Ireland Ireland Ireland

Americans are far the most part clueless on anything other than what is going on in America. Below is one set of problems going on in Ireland.

From the Ireland Independent:

Anglo: a weapon of mass financial destruction

JUST how much worse can things get at Anglo? With the bank writing off a further €8.3bn of bad loans, it is hard to avoid thinking the nationalised lender is determined to single-handedly bankrupt the State.

and

If these sound like enormous numbers, it's because they are.

With Irish GNP, the only meaningful measure of our economic output, down to less than €130bn, a €35bn-€40bn tab for bailing out Anglo works out at between 27 per cent and 31 per cent of our total economic output. All this for just one rogue institution.


Mortgage Crises Gets Worse with 36,500 now in arrears

A sharp rise in the number of families unable to repay their mortgages was being seen last night as a sign the mortgage crisis is worsening.

The number of homeowners who are three months or more behind on their repayments surged to almost 36,500 in June.

Financial experts said the shocking figures showed that thousands of households were now stuck in a financial quagmire.

and

Financial adviser Karl Deeter, of Irish Mortgage Brokers, said: "The growth in arrears as well as the rate of growth in the arrears is heading only one way.
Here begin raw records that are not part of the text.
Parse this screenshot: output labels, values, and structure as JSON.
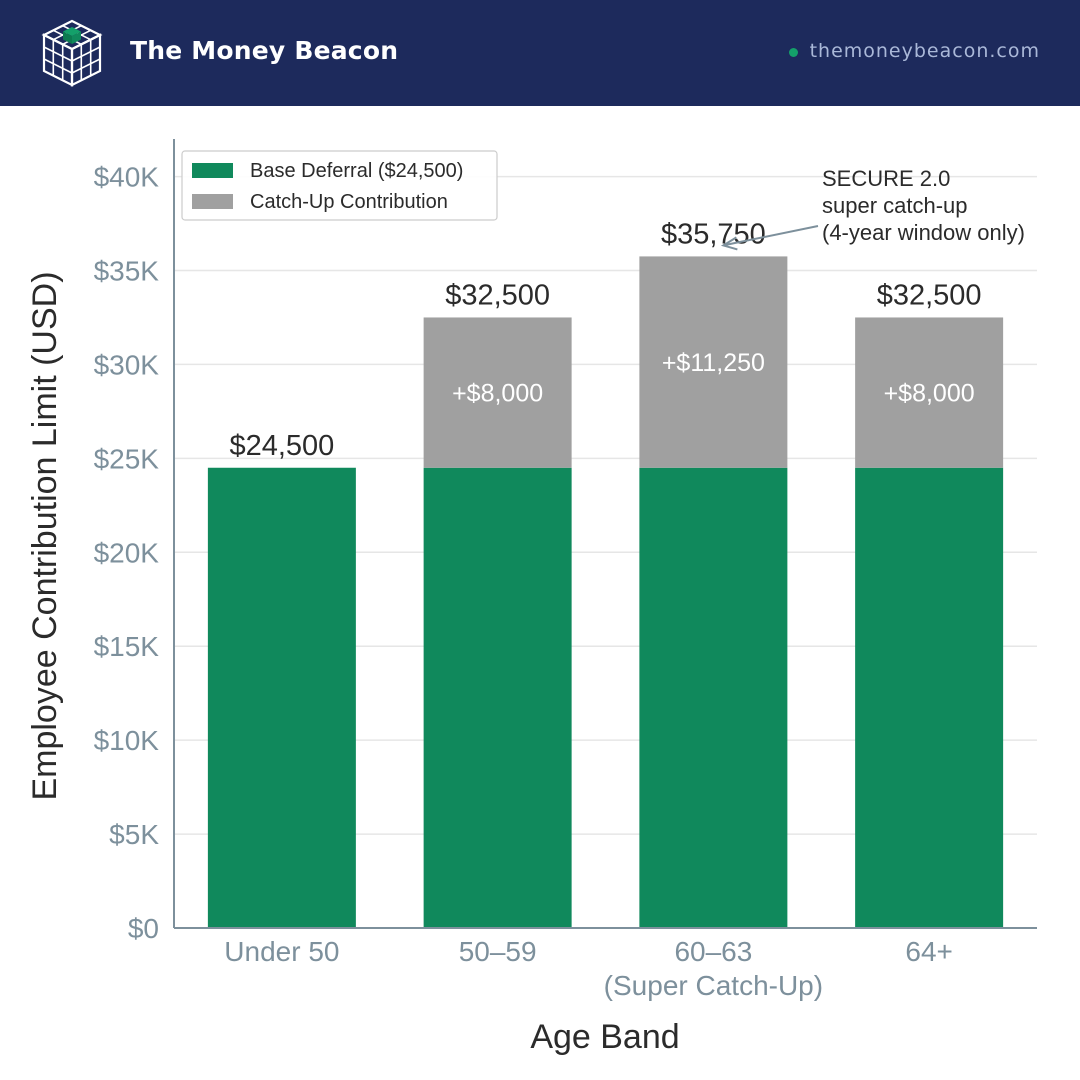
{
  "header": {
    "brand": "The Money Beacon",
    "site": "themoneybeacon.com",
    "logo_icon": "cube-grid-icon"
  },
  "colors": {
    "header_bg": "#1d2a5c",
    "base": "#10895c",
    "catch_up": "#a0a0a0",
    "tick_text": "#7d909c",
    "axis_line": "#7d909c",
    "grid": "#e6e6e6",
    "accent_dot": "#14a06a"
  },
  "chart_data": {
    "type": "bar",
    "stacked": true,
    "categories": [
      "Under 50",
      "50–59",
      "60–63",
      "64+"
    ],
    "category_sublabels": [
      "",
      "",
      "(Super Catch-Up)",
      ""
    ],
    "series": [
      {
        "name": "Base Deferral ($24,500)",
        "values": [
          24500,
          24500,
          24500,
          24500
        ]
      },
      {
        "name": "Catch-Up Contribution",
        "values": [
          0,
          8000,
          11250,
          8000
        ]
      }
    ],
    "total_labels": [
      "$24,500",
      "$32,500",
      "$35,750",
      "$32,500"
    ],
    "segment_labels": [
      "",
      "+$8,000",
      "+$11,250",
      "+$8,000"
    ],
    "xlabel": "Age Band",
    "ylabel": "Employee Contribution Limit (USD)",
    "ylim": [
      0,
      42000
    ],
    "yticks": [
      0,
      5000,
      10000,
      15000,
      20000,
      25000,
      30000,
      35000,
      40000
    ],
    "ytick_labels": [
      "$0",
      "$5K",
      "$10K",
      "$15K",
      "$20K",
      "$25K",
      "$30K",
      "$35K",
      "$40K"
    ],
    "grid": true,
    "legend_position": "top-left",
    "annotation": {
      "lines": [
        "SECURE 2.0",
        "super catch-up",
        "(4-year window only)"
      ],
      "target_category": "60–63"
    }
  }
}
Sadly, our only growth industry in 2010 is that of debt deterioration."


To default, or pay through the nose

Should Ireland let itself go bust? It's not the Green Jersey option, that's for sure. But national pride aside, is it time to think the unthinkable? Should we jump off the runaway debt-train and default?

and

The 'debt limit' catalysts for Ireland are racking up: historically high bond debt spreads; soaring Anglo losses; a plummeting tax take; Nama; a yawning budget deficit; rising GDP to debt ratio; credit rating downgrades and a battered domestic economy (GNP).

We have borrowings secured to last to the end of next year and we have enough reserves to pay our national bills for a while, but the threat of debt overwhelming us and pushing us into default down the tracks is very real.

If we are heading towards going bust anyway, or at least some dolled-up form of sovereign default like going to the EU Stability Fund support, should we do it now, while we still have some reserves and bargaining power?


Wind up toxic bank, urges Conor Lenihan

Scandal-ridden Anglo Irish Bank should be "decommissioned" as soon as possible, a government minister told the Irish Independent yesterday.

Although Innovation Minister Conor Lenihan would not be drawn on a timeframe for a wind-down of the now state-owned bank, the comments are further evidence that the Government is moving away from a 'good bank/bad bank' solution for the institution.


These aren't only Irish problems.

From The Baseline Scenario:

Irish Worries For The Global Economy

Ireland’s difficulties arose because of a massive property boom financed by cheap credit from Irish banks. Ireland’s three main banks built up loans and investments by 2008 that were three times the size of the national economy; these big banks (relative to the economy) pushed the frontier in terms of reckless lending. The banks got the upside, and then came the global crash in fall 2008: property prices fell more than 50 percent, construction and development stopped, and people stopped repaying loans. Today roughly one-third of the loans on the balance sheets of major banks are nonperforming or “under surveillance”; that’s an astonishing 100 percent of gross national product, in terms of potentially bad debts.

The government responded to this with what are currently regarded as “standard” policies in Europe and America. It guaranteed all the liabilities of banks and began injecting government funds to keep these financial institutions afloat. It bought the most worthless assets from banks, paying them government bonds in return. Ministers have promised to recapitalize banks that need more capital. Despite or perhaps because of this therapy, financial markets are beginning to see Ireland as Europe’s next Greece. In the last few weeks the perceived probability of default by Ireland (as traded in credit-default swap markets) has shot up, so that markets now price a 25 percent risk that Ireland will default within five years.


From Bloomberg:

Irish Ask How Much Is Too Much as Bank Rescue Trumps Austerity

It may just be a few billion euros too far for Ireland’s beleaguered taxpayers.

Anglo Irish Bank Corp. said Aug. 31 it needs about 25 billion euros ($32.1 billion) in state funding, equivalent to about two-thirds of this year’s tax revenue. Standard & Poor’s, which last week cut the country’s credit rating to AA-, said the state may have to inject as much as 35 billion euros.

and this is ridiculous...

“When you talk about letting a bank collapse or fail and imposing losses on the lenders, you would be imposing losses on depositors and imposing losses on the European Central Bank,” Alan Ahearne, an adviser to Lenihan, said in an interview. “It is unthinkable.”


Unthinkable???? Are you freaking kidding me?!?!?! A for profit institution where investors supposedly take risk - it is unthinkable for it to fail? That is just absurd thinking and why the world is in this mess. Talk about getting me angry!! It is unthinkable that it is assumed it can't fail. Instead the taxpayers can pay it. They can take the risk that investors and bank employees actually never took but just pretended they took.